Johns Hopkins, Imperial College London, NYU, and others have published trial data showing that one or two guided psilocybin sessions can produce dramatic, lasting reductions in treatment-resistant depression, end-of-life anxiety, and addiction. We’re talking about single sessions producing effects that persist for months, sometimes years. There’s no daily pill, no prescription, and no toxic side effects. It’s a fundamentally different treatment paradigm.
The mechanism appears to involve a temporary increase in neural connectivity. Your brain’s default mode network (the part responsible for your sense of self, your habitual thought loops, your ego) quiets down, and regions that don’t normally communicate start talking to each other. The rigid patterns that characterise depression, anxiety, and addiction are temporarily dissolved, and the brain gets a window to rewire.
But psilocybin’s health benefits go way beyond the brain. A study published in npj Aging in 2025 provided the first experimental evidence that psilocybin may be a potent anti-ageing agent. Researchers at Emory University and Baylor College of Medicine treated human cells with psilocin (psilocybin’s active metabolite) and found that it extended cellular lifespan by 29% at a standard dose and by 57% at a higher dose.

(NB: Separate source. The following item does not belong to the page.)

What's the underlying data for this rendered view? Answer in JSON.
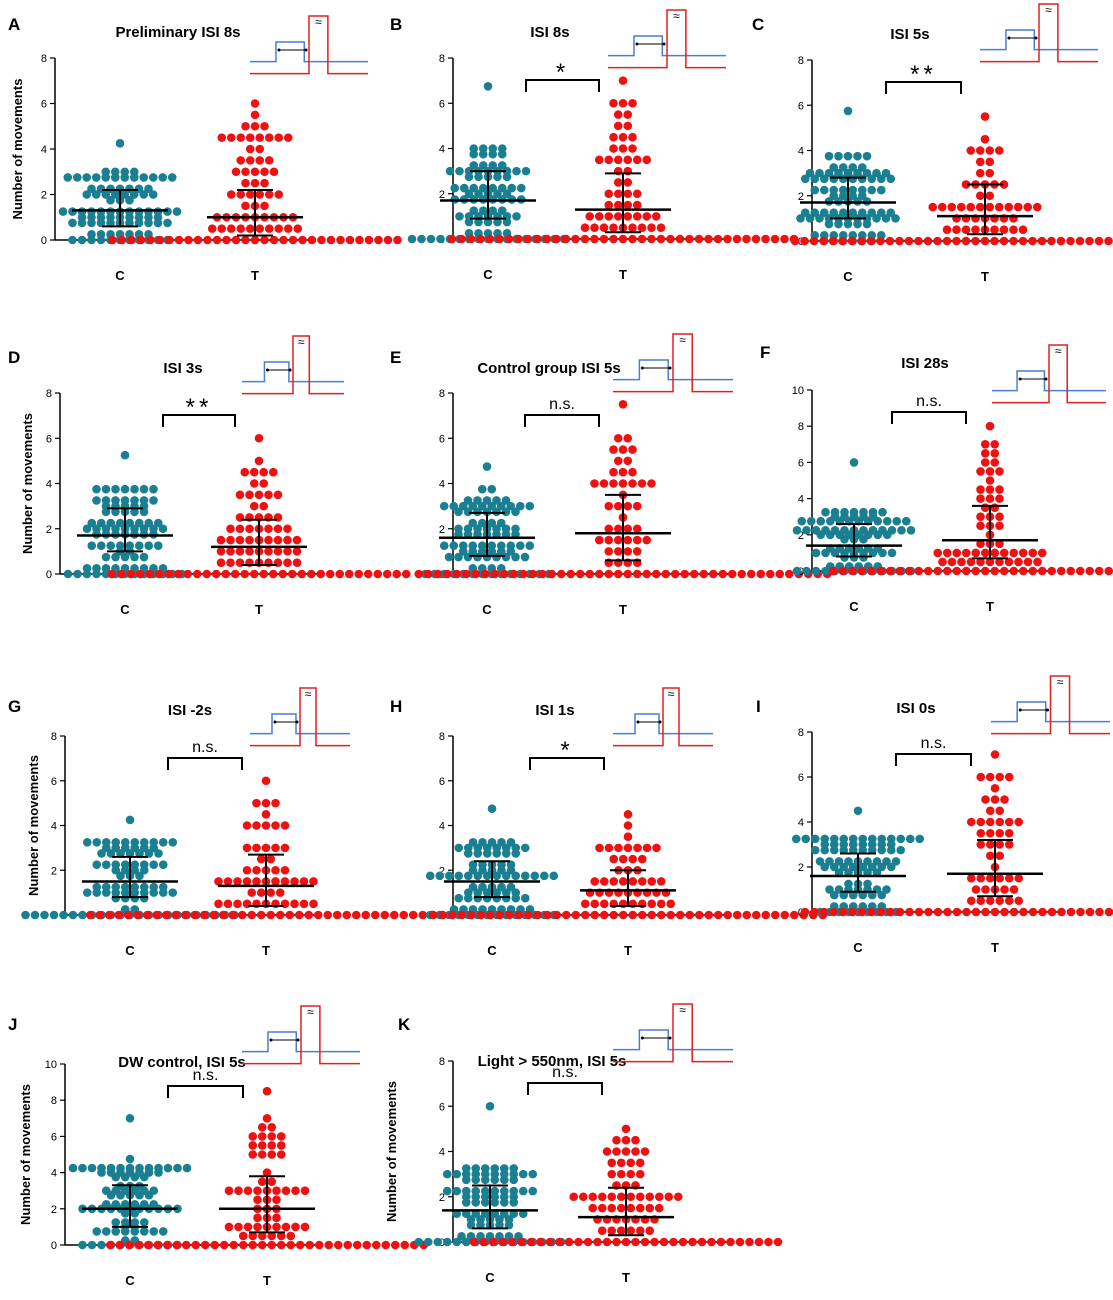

The treated cells showed delayed onset of senescence, preserved telomere length, reduced oxidative stress, and increased expression of SIRT1, a protein critically involved in regulating cellular ageing and longevity.
Then they tested it in living animals. Aged mice teceived monthly psilocybin treatments for 10 months. The result was 80% of the psilocybin-treated mice survived, compared to just 50% in the control group. The treated mice also showed visible improvements in fur quality and hair regrowth. This was a statistically significant survival advantage from a molecule we’ve been told for decades has no medical value.
The implications are staggering. We already knew psilocybin could rewire the brain. Now there’s evidence it may slow the biological clock at a cellular level. The researchers describe psilocybin as a potentially “disruptive” geroprotective agent.
The regulatory landscape is shifting fast. Australia has already legalised psilocybin therapy. Several US states and cities have decriminalised or are actively building therapeutic frameworks. The research pipeline is accelerating.
So What Do You Actually Do With This?
Start simple. Eat more mushrooms. Seriously. I aim for at least one serving every day. Experiment with a mix of culinary varieties (shiitake, maitake, oyster, cremini) to give you the broadest spectrum of beta-glucans, ergothioneine, and micronutrients.
If you want to go deeper, explore functional mushroom extracts (check the links in the menu at the top of this page). Look for products that use fruiting body (not mycelium on grain) and that provide transparency on beta-glucan content.
And, beyond the practical, study fungi. Read Merlin Sheldrake’s Entangled Life. Watch Paul Stamets’ talks. Pay attention to the mycoremediation research. Sign up to my newsletter. Let the way fungi operate reshape how you think about networks, resilience, and regeneration.
The mushroom kingdom has been doing more with less, longer than any other complex life on Earth. It built the soil that allowed plants to colonise land. It connects forests. It decomposes the dead so new life can emerge. It produces molecules that grow our neurons, regulate our immune systems, and may hold keys to treating the mental and physical health crisis of our time.
Mushrooms aren’t just another trend. They’re a technology that’s been running for over a billion years.
It’s time to start mushroom-maxxing.